There is good news. God is working and lives are being transformed but to only share the highlights and highpoints is releasing you from fully participating in what God is doing. God wants us involved where there is pain, where it is messy, where it isn’t all wrapped up with a bow of success. God exposes the darkness and he wants us to see the need and to respond. The journey of involvement in these life stories will not fit in 140 characters on Twitter or a brief news segment. It won’t be a reality TV show and it’s not likely to fit in a post shared on social media.
Honestly, not many like to fundraise. We all get weary of trying to come up with creative methods to get attention and solicit support. Some even stoop to pimping the intimate secrets of those we help in order to compete for funding.

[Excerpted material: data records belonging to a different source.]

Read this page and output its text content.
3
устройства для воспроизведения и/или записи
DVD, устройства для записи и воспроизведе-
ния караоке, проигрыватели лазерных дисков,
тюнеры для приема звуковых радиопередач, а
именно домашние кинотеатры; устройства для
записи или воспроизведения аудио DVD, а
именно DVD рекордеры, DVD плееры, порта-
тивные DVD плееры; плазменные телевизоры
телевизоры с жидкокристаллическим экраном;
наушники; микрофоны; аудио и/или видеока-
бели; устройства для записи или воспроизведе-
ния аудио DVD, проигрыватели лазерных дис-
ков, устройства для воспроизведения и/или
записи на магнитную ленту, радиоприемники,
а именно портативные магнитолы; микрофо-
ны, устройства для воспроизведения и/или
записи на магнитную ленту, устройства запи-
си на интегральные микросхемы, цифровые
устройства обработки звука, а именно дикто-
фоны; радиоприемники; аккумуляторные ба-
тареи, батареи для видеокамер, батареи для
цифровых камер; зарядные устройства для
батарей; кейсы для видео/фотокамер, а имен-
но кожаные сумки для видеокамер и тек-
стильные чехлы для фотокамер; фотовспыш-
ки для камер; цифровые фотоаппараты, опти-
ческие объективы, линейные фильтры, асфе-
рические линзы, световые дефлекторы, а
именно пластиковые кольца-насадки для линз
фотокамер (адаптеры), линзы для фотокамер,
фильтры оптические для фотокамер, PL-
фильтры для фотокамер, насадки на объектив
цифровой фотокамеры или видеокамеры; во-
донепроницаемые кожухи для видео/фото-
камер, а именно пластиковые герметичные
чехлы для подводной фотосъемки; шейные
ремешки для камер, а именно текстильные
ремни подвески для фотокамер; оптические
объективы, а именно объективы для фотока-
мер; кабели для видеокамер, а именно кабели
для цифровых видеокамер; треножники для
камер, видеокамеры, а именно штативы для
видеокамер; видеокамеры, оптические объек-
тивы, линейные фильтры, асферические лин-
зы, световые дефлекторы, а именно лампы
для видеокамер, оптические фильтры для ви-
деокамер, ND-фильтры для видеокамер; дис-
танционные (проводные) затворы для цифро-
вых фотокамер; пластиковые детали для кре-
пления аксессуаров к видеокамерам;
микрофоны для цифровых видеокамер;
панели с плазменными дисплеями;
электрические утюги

We deal with the harsh realities day after day and when a post about an apple cider diet gets way more likes and shares than our stories of real life we take it personally on behalf of the voiceless. We join social media and discover that silly clips, bits of gossip, cooking tips, and photos of cute pets are far more popular. People share what they are eating, where they are shopping, and how well they are doing in Facebook games. Of course there are also some wonderful stories of over comers and great connections between friends and family. But, the stories of people whose lives are still really messy and continually need assistance are not as readily shared. The murder of the African woman didn’t even make the news here. We had to hear it on the street.
I read recently that there are 700 million people in the world at risk of dying from obesity and 200 million at risk of dying from starvation. I’m told there is not enough money to invest in saving and restoring lives, but we have storehouses of possessions collecting dust and growing credit card debt over often insignificant and unnecessary purchases. I know because I too am guilty of careless spending while saying I can’t afford to give to a worthy cause. Somehow it feels like we are buying into a lie about where our value lies and the significance we have in making an impact. We’ve too often believed the lies that we can do nothing and life is really only about taking care of ourselves and our loved ones. We just want to survive our own messes. But if the statistics are right we are largely at risk of dying from self-absorption and self-indulgence.

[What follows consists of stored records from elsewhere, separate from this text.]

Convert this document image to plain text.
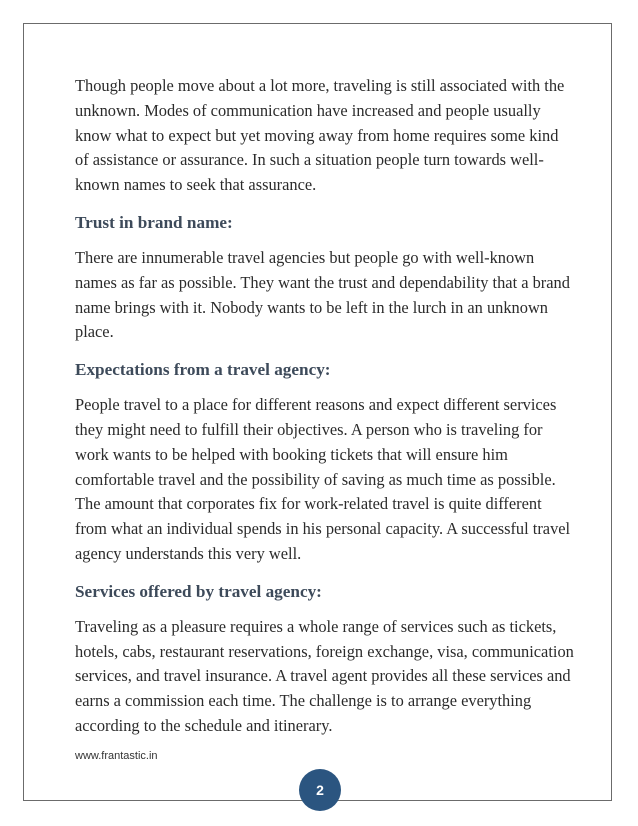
Though people move about a lot more, traveling is still associated with the unknown. Modes of communication have increased and people usually know what to expect but yet moving away from home requires some kind of assistance or assurance. In such a situation people turn towards well-known names to seek that assurance.

Trust in brand name:

There are innumerable travel agencies but people go with well-known names as far as possible. They want the trust and dependability that a brand name brings with it. Nobody wants to be left in the lurch in an unknown place.

Expectations from a travel agency:

People travel to a place for different reasons and expect different services they might need to fulfill their objectives. A person who is traveling for work wants to be helped with booking tickets that will ensure him comfortable travel and the possibility of saving as much time as possible. The amount that corporates fix for work-related travel is quite different from what an individual spends in his personal capacity. A successful travel agency understands this very well.

Services offered by travel agency:

Traveling as a pleasure requires a whole range of services such as tickets, hotels, cabs, restaurant reservations, foreign exchange, visa, communication services, and travel insurance. A travel agent provides all these services and earns a commission each time. The challenge is to arrange everything according to the schedule and itinerary.

www.frantastic.in
2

I realize of course, and am grateful that there are many people who are already giving sacrificially. We have received so much and we wouldn’t have made it this far without the generous support. The point isn’t for those who are already giving to be stretched too thin. My goal is not to inflict guilt or to offend. Rather, I want to extend you an invitation to join us on the messy journey where light confronts the darkness. Part of surviving our own messes is beginning to join others in theirs. Community is messy and hard but engaging in community brings life. It’s hard, frustrating, challenging but in the middle of it we find joy and discover God’s heart. So if you haven’t yet, I encourage you to choose a cause, get involved, and risk the pain and the disappointments. Make a commitment to support long term through the highs and lows and make an impact. You have one life and one voice to share. Use it well and be intentional about it. We would love to have you join us on the messy journey of bringing life and restoration to women and children who are survivors of sexual exploitation. If you do, you will discover there is joy and beauty even in the mess.